Jim Thibert, chief executive officer of the Fort Erie Live Racing Consortium, said Thursday there have been no direct negotiations with Fort Erie about funding so far and he’s not sure when they will take place.
“The sense we get and the advice we get is ‘Be patient – it’s coming’,” Thibert told Bullet News. “So we’re patiently waiting. It’s the only thing we can do.”
Waiting is not easy though. It’s an anxious time for people in the industry, who, with racing season fast approaching, need to know what’s going on in order to make informed decisions.
The Consortium has tried to do what it could in the past to let people know as early as possible what the deal was going to be for the next year, said Thibert, adding it’s “not fair” that stakeholders and fans are left on the hook without answers for so long.
Ontario’s NDP issued a statement Thursday laying blame job losses at Woodbine at the feet of the Liberal government.
“Once again, we’re reminded just how short sighted the (slots-at-racetracks program) cancellation really was,” said NDP Labour critic and Essex MPP Taras Natyshak.
“By pulling the rug out from under the folks at Woodbine, the government has dealt a serious blow to a historic entertainment venue, and cost many hard working Ontarians their jobs.”

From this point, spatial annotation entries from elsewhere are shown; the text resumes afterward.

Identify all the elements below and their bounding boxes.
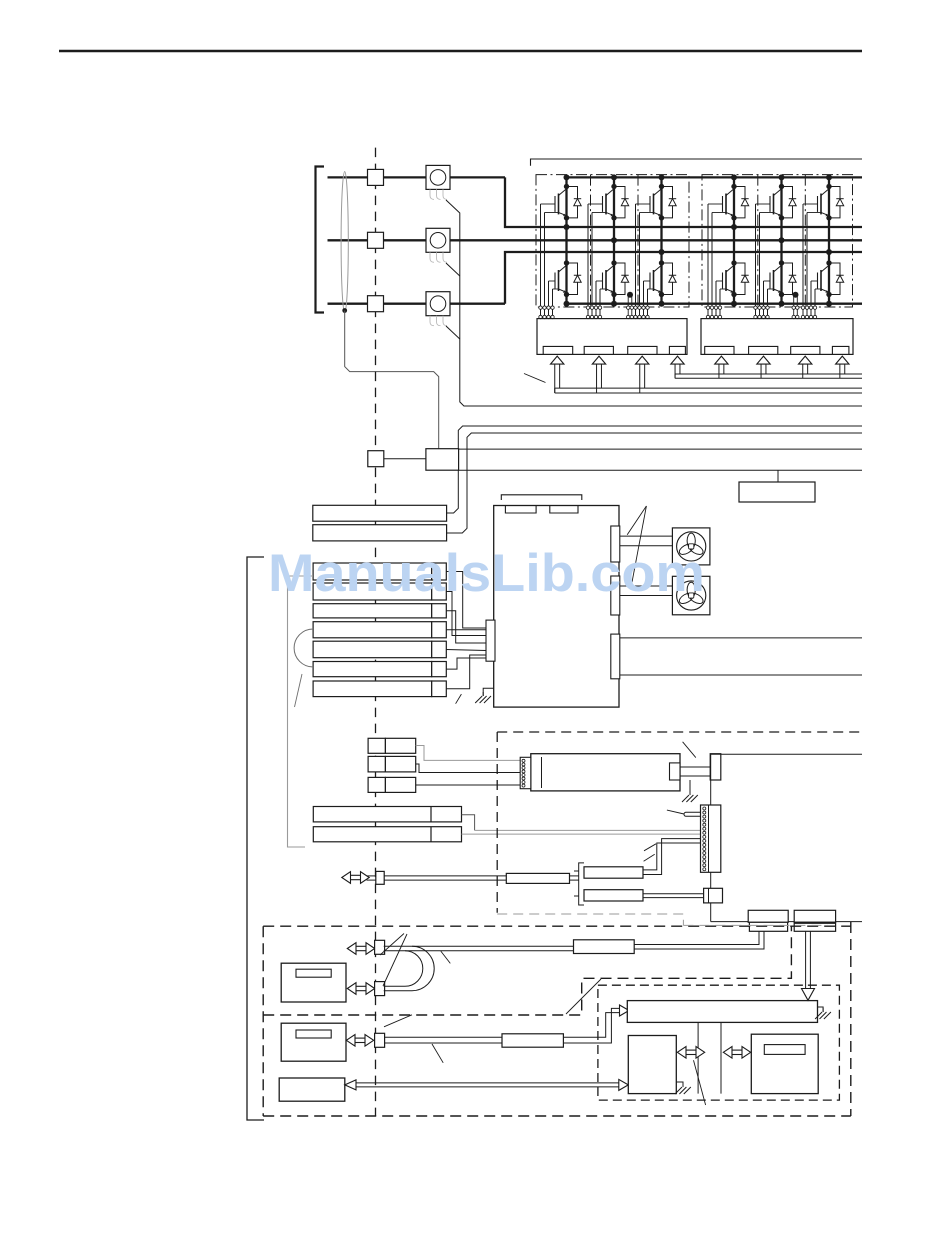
CN2 wire [416, 764, 521, 773]
gate supply arrow A6 [757, 356, 770, 364]
CT sense wire down-right [446, 200, 862, 406]
fan leader lines [627, 506, 646, 535]
OP2 cable to main box [563, 1013, 619, 1038]
FL1 double arrow [342, 872, 369, 884]
upper bus bar B1 [313, 505, 447, 521]
connector pair CN2 [368, 756, 385, 772]
inverter assembly bracket [531, 159, 863, 166]
gray inner outline [288, 576, 314, 847]
OP2 double arrow [346, 1035, 373, 1047]
svg-text:ManualsLib.com: ManualsLib.com [268, 544, 705, 603]
connector bar E [313, 641, 432, 658]
relay unit box [739, 482, 815, 502]
input arrow to sub unit [619, 1079, 629, 1090]
gate supply arrow A2 [592, 356, 605, 364]
gate driver board PCB2 [701, 319, 853, 355]
remote filter RF1 [574, 940, 635, 954]
connector bar C [313, 604, 432, 618]
IGBT half-bridge leg Q6 [801, 177, 843, 318]
noise filter NF1 [584, 867, 643, 878]
cable loop semicircle [294, 629, 313, 667]
IGBT half-bridge leg Q1 [539, 177, 581, 318]
reactor ground [689, 780, 691, 795]
FL1 wires [384, 875, 506, 877]
board input tab (left) [486, 620, 495, 661]
upper bus bar B2 [313, 525, 447, 541]
connector bar F [313, 662, 432, 677]
connector pair CN3 [368, 777, 385, 792]
cooling fan FAN2 [672, 576, 710, 615]
operator panel box OP2 [281, 1023, 346, 1061]
leader lines [380, 934, 404, 956]
gate supply arrow A7 [799, 356, 812, 364]
operator panel box OP3 [279, 1078, 345, 1101]
junction connector box [426, 449, 459, 471]
control bus line a [459, 405, 461, 407]
board top connector slot 1 [505, 506, 536, 514]
IGBT module M1 outline (dash-dot) [536, 175, 689, 307]
IGBT module M2 outline (dash-dot) [702, 175, 853, 307]
sub unit box U1 [628, 1036, 676, 1094]
cooling fan FAN1 [672, 528, 710, 565]
connector pair CN1 [368, 738, 385, 753]
main unit inner dashed box [598, 985, 840, 1100]
filter bracket [579, 863, 584, 905]
power unit dashed outline [497, 731, 860, 733]
interface filter FL1 [506, 873, 569, 883]
OP3 left arrow [345, 1080, 356, 1090]
IGBT half-bridge leg Q2 [586, 177, 628, 318]
lower terminal tab [704, 888, 723, 903]
terminal square T2 [368, 232, 384, 248]
OP1 upper double arrow [347, 943, 374, 955]
OP1 upper connector [375, 940, 385, 954]
loop sense wire to junction connector [345, 311, 439, 450]
center dashed line (chassis) [375, 148, 377, 1116]
CN-M leader [667, 810, 684, 814]
operator panel box OP1 [281, 963, 346, 1002]
CN-M stub [686, 812, 701, 816]
output cable tab [611, 634, 620, 679]
vertical feed line [710, 753, 862, 755]
left outline bracket [247, 557, 264, 1120]
wire L1 drop to DC bus [505, 177, 862, 227]
phase wire L3 [328, 303, 506, 305]
OP2 cable [385, 1036, 502, 1038]
thermistor sensor M1 [627, 292, 633, 298]
gate supply wiring bus [554, 364, 556, 393]
noise filter NF2 [584, 890, 643, 901]
leader to gate wiring [524, 374, 546, 383]
bar harness wires to board [446, 572, 486, 629]
CPU bar ground [818, 1007, 824, 1012]
OP1 lower connector [375, 982, 385, 996]
gate supply arrow A1 [551, 356, 564, 364]
CN3 wire [416, 784, 521, 786]
T-bus from CPU bar [697, 1022, 699, 1093]
relay bar R1 [313, 807, 461, 822]
compartment divider dashed [263, 926, 791, 1015]
phase wire L2 [328, 239, 863, 241]
terminal connector TB1 [748, 910, 788, 922]
operator section outer dashed box [263, 925, 851, 927]
current transformer CT1 [426, 165, 450, 199]
DC+ top bus [567, 176, 863, 178]
gate supply arrow A3 [636, 356, 649, 364]
fan1 wires [620, 535, 673, 537]
FL1 left connector [376, 871, 384, 884]
current transformer CT3 [426, 292, 450, 326]
loop node dot [342, 308, 347, 313]
fan connector tab CN-F2 [611, 576, 620, 615]
junction square on dashed line [368, 451, 384, 467]
control board bracket [501, 495, 582, 500]
header rule [59, 50, 862, 53]
OP3 cable [356, 1082, 620, 1084]
fan2 wires [620, 585, 673, 587]
wire L3 rise to bus [505, 252, 862, 304]
leader across dashed edge [694, 1060, 706, 1105]
reactor input connector strip [520, 757, 531, 788]
gate driver board PCB1 [537, 319, 687, 355]
terminal row line [711, 921, 862, 923]
leg output junction dots [564, 224, 570, 230]
gate supply arrow A8 [836, 356, 849, 364]
IGBT half-bridge leg Q5 [754, 177, 796, 318]
bus double arrow right [723, 1047, 750, 1059]
CPU bus bar [627, 1001, 817, 1023]
OP2 filter RF2 [502, 1034, 563, 1047]
harness leader [456, 694, 462, 704]
NF2 wires to lower tab [643, 893, 704, 895]
connector bar G [313, 681, 432, 697]
remote cable upper [384, 945, 574, 947]
board top connector slot 2 [550, 506, 578, 514]
connector bar B [313, 583, 432, 600]
right terminal block top [710, 754, 721, 780]
leader at loop [295, 674, 303, 707]
CN1 wire (gray) [416, 746, 521, 761]
OP2 connector [375, 1033, 385, 1047]
control bus line b (from bar1) [447, 426, 862, 513]
gate supply arrow A5 [715, 356, 728, 364]
relay bar R2 [313, 827, 461, 842]
remote cable to TB1 [634, 931, 759, 944]
TB leader [566, 979, 601, 1014]
main connector strip CN-M [701, 805, 721, 872]
NF1 wires to CN-M [643, 843, 701, 870]
board ground [483, 688, 494, 696]
connector bar D [313, 622, 432, 638]
fan connector tab CN-F1 [611, 526, 620, 562]
3-phase input bracket [316, 167, 325, 313]
current transformer CT2 [426, 228, 450, 262]
output cable run [620, 637, 862, 639]
IGBT half-bridge leg Q3 [634, 177, 676, 318]
gray dashed continuation [683, 924, 828, 926]
control bus line c (from bar2) [447, 433, 862, 533]
display unit box U2 [751, 1034, 818, 1093]
IGBT half-bridge leg Q4 [706, 177, 748, 318]
input arrow to CPU bar [620, 1005, 630, 1016]
gate supply arrow A4 [671, 356, 684, 364]
wire leaders [644, 844, 656, 851]
terminal square T3 [368, 296, 384, 312]
down arrow from TB2 [805, 931, 807, 991]
phase wire L1 [328, 176, 506, 178]
OP1 lower double arrow [347, 983, 374, 995]
sensing loop ellipse [341, 172, 348, 313]
relay wires (gray) [462, 815, 475, 831]
connector bar A [313, 563, 432, 580]
DC- bottom bus [567, 303, 863, 305]
bus double arrow left [677, 1047, 704, 1059]
DC reactor box [531, 754, 680, 791]
OP2 leaders [384, 1015, 412, 1027]
loopback jumper [384, 951, 423, 987]
U1 ground [676, 1082, 683, 1087]
control board [494, 506, 619, 708]
terminal square T1 [368, 169, 384, 185]
reactor output tab [670, 763, 681, 780]
terminal connector TB2 [794, 910, 835, 922]
reactor leader [683, 742, 696, 758]
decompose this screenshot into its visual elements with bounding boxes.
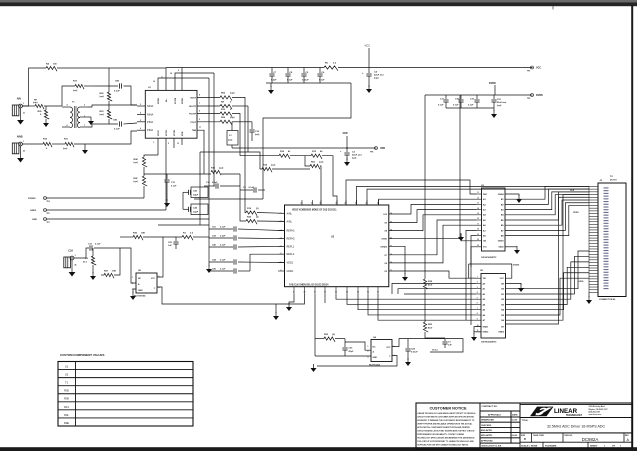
svg-text:GND3: GND3 [498,332,505,334]
svg-text:8: 8 [477,313,478,315]
svg-text:REFL1: REFL1 [287,245,295,248]
U5 output staircases to connector [506,251,590,289]
page right border [631,5,633,448]
U2 right pin D5 wire [389,271,476,278]
svg-text:TECHNOLOGY APPLICATIONS ENGINE: TECHNOLOGY APPLICATIONS ENGINEERING FOR … [417,436,475,439]
title block outer frame [416,403,632,448]
capacitor C23 [344,339,346,347]
svg-text:PINA: PINA [147,120,153,124]
svg-text:4: 4 [159,286,160,289]
ground below U5 [473,333,475,337]
svg-text:PERFORMANCE OR RELIABILITY. CO: PERFORMANCE OR RELIABILITY. CONTACT LINE… [417,433,464,436]
LTC logo mark [530,407,554,417]
svg-text:APPROVALS: APPROVALS [488,414,501,417]
U5 VCC to DVDD [495,264,512,278]
DVDD feed wire [494,85,496,95]
svg-text:D10: D10 [384,214,387,216]
svg-text:DVDD: DVDD [513,264,520,266]
svg-text:2: 2 [132,283,133,285]
svg-text:GND1: GND1 [287,270,295,273]
U3 OE pulldown ground [461,234,477,241]
svg-text:TAB CLK SHDN OEL D0 D1: TAB CLK SHDN OEL D0 D1 D2 D3 D4 [289,283,329,286]
capacitor C41 boxed label [191,187,208,198]
U2 top bus elbow D12 to connector [357,186,590,205]
svg-text:U2: U2 [65,373,69,377]
svg-text:GND: GND [32,219,37,221]
svg-text:DVDD: DVDD [382,239,388,241]
U4 output wire [317,356,397,367]
wire GND3 row [47,209,167,211]
svg-text:TITLE:: TITLE: [522,420,529,422]
resistor R18 [423,279,428,289]
svg-text:0.1uF: 0.1uF [220,269,226,271]
wire SENSE row [240,155,279,157]
svg-text:VDD2 VCMSENSE MODE OF D13: VDD2 VCMSENSE MODE OF D13 D12 D11 [292,210,337,212]
svg-text:5: 5 [477,297,478,299]
svg-text:0.1uF: 0.1uF [319,80,325,82]
svg-text:1630 McCarthy Blvd.: 1630 McCarthy Blvd. [589,405,606,408]
U1 output pin stubs [197,96,220,98]
resistor R12 [220,112,232,117]
op-amp U1 LTC6409 box [145,90,197,138]
wire PGND2 row [47,197,145,199]
capacitor CN1 upper [95,85,118,87]
svg-text:LINEAR TECHNOLOGY HAS MADE A B: LINEAR TECHNOLOGY HAS MADE A BEST EFFORT… [417,412,476,415]
svg-text:GND2: GND2 [483,332,490,334]
ground at U4 output loop [313,364,315,368]
svg-text:0.1uF: 0.1uF [220,245,226,247]
size cage dwg row [520,433,632,442]
J3 pin stubs [589,185,598,187]
U5 OE ground right [506,283,522,285]
svg-text:22uF tant: 22uF tant [497,101,507,104]
svg-text:PGND2: PGND2 [28,198,36,200]
U6 GND wire [133,289,136,293]
svg-text:20: 20 [477,239,479,241]
svg-text:(opt): (opt) [228,139,233,142]
wire R13 to U2 top pin [322,156,337,205]
svg-text:R14: R14 [64,405,69,409]
svg-text:(2): (2) [256,217,259,219]
svg-text:0.1uF: 0.1uF [114,91,120,93]
capacitor C41 [175,237,177,241]
svg-text:R0E: R0E [134,159,139,161]
svg-text:16: 16 [477,218,479,220]
svg-text:(opt): (opt) [73,89,78,92]
svg-text:0.1uF: 0.1uF [171,186,177,188]
svg-text:ENG APPR.: ENG APPR. [481,429,493,432]
svg-text:OGND2: OGND2 [380,246,387,248]
resistor R4 [46,66,57,71]
connector J1 AIN [12,105,19,116]
ground at bypass bank [270,83,272,87]
svg-text:www.linear.com: www.linear.com [589,414,602,416]
test point PGND2 [44,197,47,200]
svg-text:POUT: POUT [190,122,196,124]
resistor R0F lower [143,167,145,176]
svg-text:6-3-09: 6-3-09 [512,420,517,422]
DVDD test point [531,94,534,97]
svg-text:11: 11 [477,192,479,194]
svg-text:NINA: NINA [147,104,153,108]
svg-text:GND2: GND2 [499,247,504,249]
U2 right pin D10 wire [389,204,477,214]
DVDD cap bottom rail [446,107,494,109]
T1 center tap ground [88,116,91,118]
wire lower gnd row [158,224,209,226]
svg-text:0.01uF: 0.01uF [302,80,309,82]
wire GND row [47,218,210,220]
bypass capacitor C6 [319,68,321,74]
svg-text:CAGE CODE: CAGE CODE [533,434,545,437]
svg-text:4: 4 [67,104,68,107]
wire bypass to VDD cap bank [263,83,351,199]
svg-text:VCC3: VCC3 [432,350,438,352]
U2 top bus elbow D11 to connector [367,189,589,205]
U1 top pin wires to VCC nest [158,78,209,90]
U2 right pin DVDD wire [389,95,460,239]
svg-text:MODS LAYOUT 12 JUN: MODS LAYOUT 12 JUN [482,445,502,448]
svg-text:HOWEVER, IT REMAINS THE CUSTOM: HOWEVER, IT REMAINS THE CUSTOMER'S RESPO… [417,419,475,422]
resistor R13 [311,154,322,159]
svg-text:0.2uF: 0.2uF [212,182,218,184]
resistor R51 branch [305,156,310,166]
ground at R05 [45,119,47,123]
svg-text:0.1uF: 0.1uF [468,105,474,107]
svg-text:DIR: DIR [483,194,487,196]
svg-text:GND: GND [138,290,143,292]
T1 secondary top to U1 NINA [88,105,137,107]
svg-text:18: 18 [477,229,479,231]
capacitor C10 [251,122,253,129]
svg-text:GND1: GND1 [483,327,490,329]
svg-text:VCC: VCC [536,67,541,70]
wire J1 to R4 [22,68,46,106]
wire VCM row to VDD test point [232,147,376,149]
svg-text:R0E: R0E [64,421,69,425]
U5 T/E riser from DVDD rail [469,264,476,278]
resistor R05 output [220,96,232,101]
capacitor C19 [476,95,478,99]
svg-text:(opt): (opt) [63,147,68,150]
resistor R14 branch [200,152,262,169]
svg-text:0.1uF: 0.1uF [114,129,120,131]
svg-text:DATE: DATE [512,414,518,417]
custom component values table [58,362,193,427]
page bottom border bar [0,447,637,451]
resistor R19 to AINL1 [245,148,246,213]
svg-text:GND4: GND4 [498,193,505,196]
ground at cap bank [208,265,210,269]
svg-text:CIRCUIT THAT MEETS CUSTOMER-SU: CIRCUIT THAT MEETS CUSTOMER-SUPPLIED SPE… [417,415,474,418]
U2 top bus elbow D13 [346,180,477,205]
svg-text:TO: TO [610,176,613,178]
svg-text:0.1uF: 0.1uF [287,80,293,82]
svg-text:VCCM: VCCM [175,98,177,104]
U3 A7 input from below [466,230,477,320]
svg-text:SUPPLIED FOR USE WITH LINEAR T: SUPPLIED FOR USE WITH LINEAR TECHNOLOGY … [417,443,469,446]
connector J2 AINb [12,143,19,154]
J3 internal pin name column [604,187,609,188]
U3 VCC pin wire [471,247,482,267]
svg-text:NC: NC [138,278,142,280]
U6 VCC wire [157,237,163,277]
U4 GND row wire [315,355,371,357]
ground stub on AINb net [84,144,86,146]
bypass capacitor C9 [303,68,305,74]
svg-text:0.1uF: 0.1uF [95,244,101,246]
svg-text:5: 5 [199,119,200,121]
svg-text:TP6: TP6 [370,152,373,154]
svg-text:CN1: CN1 [113,120,118,122]
resistor R10 [22,143,43,145]
svg-text:VDD: VDD [343,132,348,135]
svg-text:TP3: TP3 [47,222,50,224]
svg-text:R09: R09 [64,397,69,401]
capacitor C24 [407,339,409,348]
resistor R15 row [144,173,211,175]
U2 right pin D6 wire [389,225,477,263]
wire RF to T1 [44,105,62,107]
capacitor C44 [209,261,233,263]
svg-text:DC982A: DC982A [582,437,599,442]
svg-text:CLK: CLK [570,190,575,192]
svg-text:7: 7 [477,308,478,310]
svg-text:CIRCUIT BOARD LAYOUT MAY SIGNI: CIRCUIT BOARD LAYOUT MAY SIGNIFICANTLY A… [417,429,475,432]
U2 OGND wire and ground [389,246,405,274]
approvals rows [480,417,511,422]
svg-text:TP2: TP2 [527,98,530,100]
resistor R52 [314,294,316,356]
svg-text:Milpitas, CA 95035-7417: Milpitas, CA 95035-7417 [589,408,608,411]
test point GND [44,218,47,221]
VDD test point [375,147,378,150]
customer notice box [416,403,480,450]
svg-text:6-4-09: 6-4-09 [512,434,517,437]
resistor R6 on VCC rail [324,66,338,71]
resistor R0E upper [144,155,158,157]
svg-text:1: 1 [75,255,76,257]
svg-text:R0L: R0L [64,413,69,417]
resistor R2 shunt [92,248,94,256]
svg-text:(opt): (opt) [230,116,235,119]
svg-text:19: 19 [477,234,479,236]
svg-text:CUSTOMER NOTICE: CUSTOMER NOTICE [429,407,467,411]
svg-text:THIS CIRCUIT IS PROPRIETARY TO: THIS CIRCUIT IS PROPRIETARY TO LINEAR TE… [417,440,474,443]
svg-text:APPROVED: APPROVED [481,439,493,442]
inverter U4 box [371,340,392,362]
svg-text:DVDD: DVDD [536,94,543,97]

He continued: “The Slots At Racetrack Program was a great investment for Ontario. In addition to directing millions of dollars into public coffers, it fostered a vibrant, healthy horse-racing industry. By cancelling the program, not only is the government walking away from a sustainable revenue stream – they are turning their back on thousands of hard working Ontarians.”
In order to receive provincial transition funding, racetracks have to meet accountability and transparency requirements.
Providing a number of racetracks with transition funding is part of the government’s horse racing industry transition plan, which includes:
- continuing the Horse Improvement Program;
- providing animal welfare supports;
- transferring responsibility for the Ontario Racing Commission (ORC) to the Ontario Ministry of Agriculture, Food and Rural Affairs.